Started with a Rainbow

Synthenaut
3 min readApr 25, 2020

I’ve decided to try a stream of consciousness style for now. I have no agenda and I won’t make large edits. A professor once inspired me to exercise writing as I exercise a muscle: a little every day. Some will be shit, some will be inspiring, but it’s a Vonnegut exercise in creation for oneself only.

There was a time when I was more idealistic. I guess its the age that gets to your imagination. In high school I had a teacher that lamented ever learning about rainbows. She said the mystery was taken away once she learned about the rarefaction that caused the bright colors to suspend in the sky. A more opinionated me scoffed at her ignorance. The antiscience seemed deplorable to me.

She was right in some sense, though, because wonder is taken away when you understand. But I also don’t think that it is the dichotomy of wonder and understanding. I look at rainbows, I understand how they work, and I am still in awe. Understanding the mechanics of the phenomenon only allows me to appreciate it on a deeper level.

I say to myself, “OK, so there’s light. And when that light passes through water it splits the light. But why does it split? And who said that light was not atomic in and of itself?” My point is that one wonder ends up being replaced with another. All answers do is lead to more questions, which lead to more answers, etc. Wonder is important. Wonder leads to inspiration and a pressing of the boundaries of our knowledge. But to let wonder lay as itself is masturbation. To wallow in our wonder like an ecstatic is really just an exercise in self-pleasure. Still, there’s nothing wrong with having a fun time and feeling good, but to purport oneself as better because of it is the raving of a raver.

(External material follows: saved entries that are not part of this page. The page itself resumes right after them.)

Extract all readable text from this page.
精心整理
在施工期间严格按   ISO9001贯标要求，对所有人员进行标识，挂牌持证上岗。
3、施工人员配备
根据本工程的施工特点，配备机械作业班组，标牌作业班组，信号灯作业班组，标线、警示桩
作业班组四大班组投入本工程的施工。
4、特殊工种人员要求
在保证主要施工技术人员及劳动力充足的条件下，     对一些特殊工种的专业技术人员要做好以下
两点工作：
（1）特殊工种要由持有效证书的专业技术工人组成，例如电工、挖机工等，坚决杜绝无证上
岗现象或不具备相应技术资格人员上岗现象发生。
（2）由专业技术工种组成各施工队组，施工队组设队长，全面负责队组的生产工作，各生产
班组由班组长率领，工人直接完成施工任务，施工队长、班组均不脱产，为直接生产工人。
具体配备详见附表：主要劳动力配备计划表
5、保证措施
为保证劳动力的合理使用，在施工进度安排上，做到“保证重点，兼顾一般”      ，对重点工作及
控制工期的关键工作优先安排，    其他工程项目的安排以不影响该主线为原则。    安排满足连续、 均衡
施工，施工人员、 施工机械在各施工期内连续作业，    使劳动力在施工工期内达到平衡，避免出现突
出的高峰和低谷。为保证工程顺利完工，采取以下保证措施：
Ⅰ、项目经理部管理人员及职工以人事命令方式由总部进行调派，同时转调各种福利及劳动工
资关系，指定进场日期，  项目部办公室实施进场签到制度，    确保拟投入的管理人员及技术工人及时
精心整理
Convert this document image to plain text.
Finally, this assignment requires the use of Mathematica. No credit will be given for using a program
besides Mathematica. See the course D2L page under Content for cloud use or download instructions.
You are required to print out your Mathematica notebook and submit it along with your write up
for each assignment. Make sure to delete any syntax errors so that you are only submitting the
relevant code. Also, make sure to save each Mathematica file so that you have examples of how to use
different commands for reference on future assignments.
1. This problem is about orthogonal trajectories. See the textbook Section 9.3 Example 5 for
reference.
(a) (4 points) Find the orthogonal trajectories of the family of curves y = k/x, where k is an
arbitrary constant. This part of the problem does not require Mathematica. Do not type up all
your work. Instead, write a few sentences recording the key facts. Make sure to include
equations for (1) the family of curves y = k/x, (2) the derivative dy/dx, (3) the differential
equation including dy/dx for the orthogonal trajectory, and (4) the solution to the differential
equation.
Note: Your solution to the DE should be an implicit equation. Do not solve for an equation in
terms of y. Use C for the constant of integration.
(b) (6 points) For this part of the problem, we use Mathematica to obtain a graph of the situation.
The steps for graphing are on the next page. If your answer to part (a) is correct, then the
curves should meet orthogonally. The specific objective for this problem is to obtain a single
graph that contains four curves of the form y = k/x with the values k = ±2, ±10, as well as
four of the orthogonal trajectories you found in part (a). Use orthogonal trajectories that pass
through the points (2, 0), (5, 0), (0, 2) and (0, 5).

Wonder allows creativity and investigation. Without the spark of curiosity how could we drive our passions to novae? It isn’t in a vacuum, however. It is an iterative process. There is stimulus and reaction. There is experience and creation. Intake and output. To me all creativity is synthesis of prior experience. I get the sense that the perception is that an artist creates ex nihilo, that they are tapping into something beyond our available experience. But I have begun to see as impossible to create without experience. How can we output something without a motivation? How can you know what to convey without having learned of it yourself? Artists, then, are to me conduits of the human condition and experience.

Recently, I’ve been doing a lot of reading about neural networks. Essentially, it all started in the 60s as an attempt to model the real functioning of neurons. Unfortunately, it didn’t work out as expected, but it did lead to some interesting results. Here we see exactly what I describe above. Wonder about the workings of animal brains led to investigation and answers. Understanding of the neuron led to modeling it with our technology. Finally, it led to more questions about our brains’ processing in general. But I digress.

The salvage from these investigations was a mathematical model for taking various input and finding a way to create the appropriate output. It is elegant in its inelegance. For the most part it is a very brute force method, the idea being that if you cycle data enough times and improve it on every iteration you’ll end up with the right answer. In a way, we really did model how human brains and learning work. We awaken into the world with no prior training. All we have is a machine in our skulls that can adapt to stimulus and repeat patterns. We learn by doing, being checked and corrected, and then doing again until we don’t get corrected anymore.

And this is exactly how I see art and the artist. The collective experience of humans is fed through the brains of artists. They process and produce and present their art to the world who then give it a ‘yea’ or ‘nay’ accordingly. Sometimes the model gets it right on the first try. Other times it takes 1,000 runs. The best artists keep trying. They put more effort into it, try different techniques, use the same technique with different ideas. The point is that they take their experience and convert it into new experience that is fed back into the collective experience.

Wonder leads to creation and investigation. It is a cycle that perpetuates the experience.